Love and affection
If people are in a close relationship, then naturally, attachment will naturally arise between them. Attachment, as a habit of intimacy and a desire for intimacy, is the natural basis of love.
Can there be one without the other? Yes, quite, and it is not uncommon. It can be both love without affection, and affection without love.
Here is the family. In her constant quarrels, claims, offenses and very sincere scenes of jealousy. Kostya’s husband sometimes drinks, and once his wife Lida and hits him. But they cannot live without each other, and if Kostya is delayed, Lida is frantically worried. And if, God forbid, something happens to Lida, Kostya, it seems, will not survive this … Divorce for them is excluded, because they are rooted in each other and, if it happened to divorce, they would have to be cut alive. “It’s hard with him, but I’m so attached to him!” – sobbing Lida. That’s right, it’s hard to talk about love here, but attachment is obvious.
But the family is different. Whenever we come to visit them, they are always comfortable and sunny: smiles, joy, warmth. Sasha and Tanya are surprisingly attentive to each other – and to the children, and the voice there rises only when they sing songs together with the children on family holidays. They really have family holidays on Saturdays, and they really sing! Idyll. But I also know that Sasha will always be as bright and calm, even if something happens to Tanya, to the children … And this is not a mask – this is his soul. He loves his wife and children, loves them beautifully and sincerely, but without affection. He loves the whole world like that.
Of course, we are talking about love with a capital letter, giving love, the content of which is unselfish and joyful care.
Love and affection are not the same thing, but in life love and affection are easily confused. To one person, we can have both at the same time. In addition, we are dependent on who we are attached to, and therefore, fearing to lose him, we are forced to take care of him. We behave almost like loving ones: we attentively listen to the needs of the beloved and give up in case of disagreements – we do everything so that we are not angry and do not move away from us. And then attachment turns out to be very similar to love, only in the voluntary-compulsory version. That is why they are so often confused: they talk about Love, meaning only Affection, and sing Affection, dreaming of Love.
How to distinguish one from the other? There is a simple criterion that distinguishes love from affection. This criterion is pain: the pain of losing the Beloved. And the fear that this could happen. And as a result – constant voltage. Attachment is different from love by pain, tension and fear. Love attachment easily turns into a sick attachment, or even dependence on an object of love. The main feature of affection is not joy and not concern, associated with the object of love, but love suffering, which a person suffers when, and when she revels with lust.

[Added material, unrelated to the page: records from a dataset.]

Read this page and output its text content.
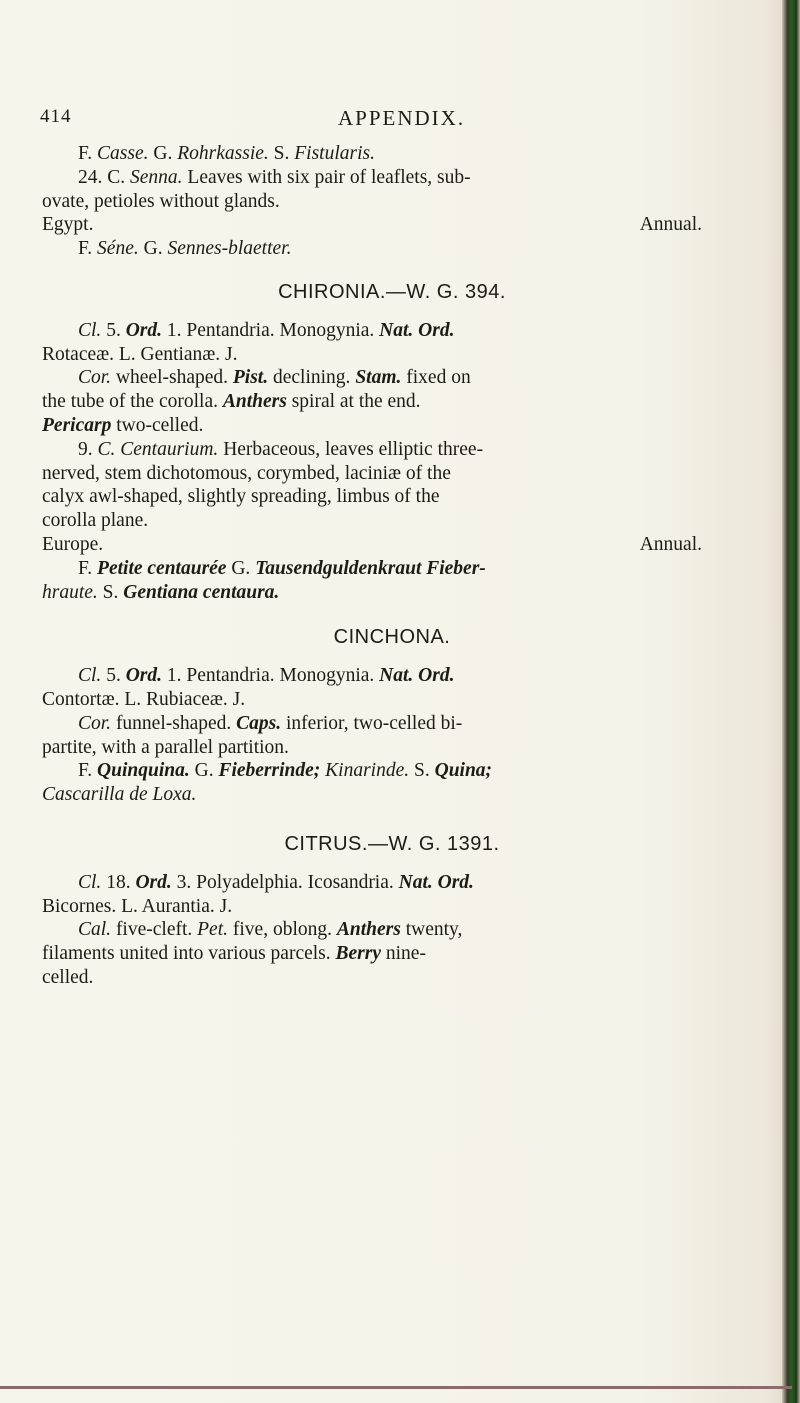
414	APPENDIX.

F. Casse. G. Rohrkassie. S. Fistularis.

24. C. Senna. Leaves with six pair of leaflets, sub-

ovate, petioles without glands.

Egypt.	Annual.

F. Séne. G. Sennes-blaetter.

CHIRONIA.—W. G. 394.

Cl. 5. Ord. 1. Pentandria. Monogynia. Nat. Ord.

Rotaceæ. L. Gentianæ. J.

Cor. wheel-shaped. Pist. declining. Stam. fixed on

the tube of the corolla. Anthers spiral at the end.

Pericarp two-celled.

9. C. Centaurium. Herbaceous, leaves elliptic three-

nerved, stem dichotomous, corymbed, laciniæ of the

calyx awl-shaped, slightly spreading, limbus of the

corolla plane.

Europe.	Annual.

F. Petite centaurée G. Tausendguldenkraut Fieber-

hraute. S. Gentiana centaura.

CINCHONA.

Cl. 5. Ord. 1. Pentandria. Monogynia. Nat. Ord.

Contortæ. L. Rubiaceæ. J.

Cor. funnel-shaped. Caps. inferior, two-celled bi-

partite, with a parallel partition.

F. Quinquina. G. Fieberrinde; Kinarinde. S. Quina;

Cascarilla de Loxa.

CITRUS.—W. G. 1391.

Cl. 18. Ord. 3. Polyadelphia. Icosandria. Nat. Ord.

Bicornes. L. Aurantia. J.

Cal. five-cleft. Pet. five, oblong. Anthers twenty,

filaments united into various parcels. Berry nine-

celled.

However, attachment is not always bad. Smart people themselves are attached with pleasure to the fact that they will be supported in life, as well as to those people who are happy or useful to communicate with. At the same time, being tied, they prefer not rigid, but conditional affection, arranged as a carbine among climbers: when necessary, we are reliably tied. If we stop and it is better to be free, the carbine snaps off and we are free. The more a person lives at the level of a human-organism, the more often and easier he (she) becomes attached thoughtlessly, often to very strange and heavy people, and cannot get rid of these attachments. A human person with a developed mind and will allows only those attachments in his life that are useful, and the attachments that are no longer needed are terminated.
Attachments are good, as long as you need each other and your attachments are not sick, soft, rather playful. If in a relationship your partner has a tough, sick attachment to you, then this is a dangerous situation. How to prevent such relationships and how to behave when not the most appropriate people become attached to you, see Prevention of sick attachments.
Returning to the fear of losing a loved one – why is it bad? Living with fear is always bad. Fearing to be alone, the girls agree to relationships with people with whom you should not get involved. Fearing to lose a loved one so that a man does not leave, women allow him disrespect for her, rudeness and alcoholism. Fear cuts off brains, makes a person short-sighted, pushes decisions on the surface, and prevents thinking about long-lasting consequences: fear is not up to them … Relationships for women who are not afraid to be alone, who calmly and confidently speak, are wiser and stronger. men, those moments that are important to her, monitor the format and do not allow a man that is unacceptable. Will such a woman love, will she cherish her beloved? If her man is a decent and decent man, he is a loving husband and a caring father, and it’s difficult to find another one – a sensible woman will take care of him as the most precious jewel.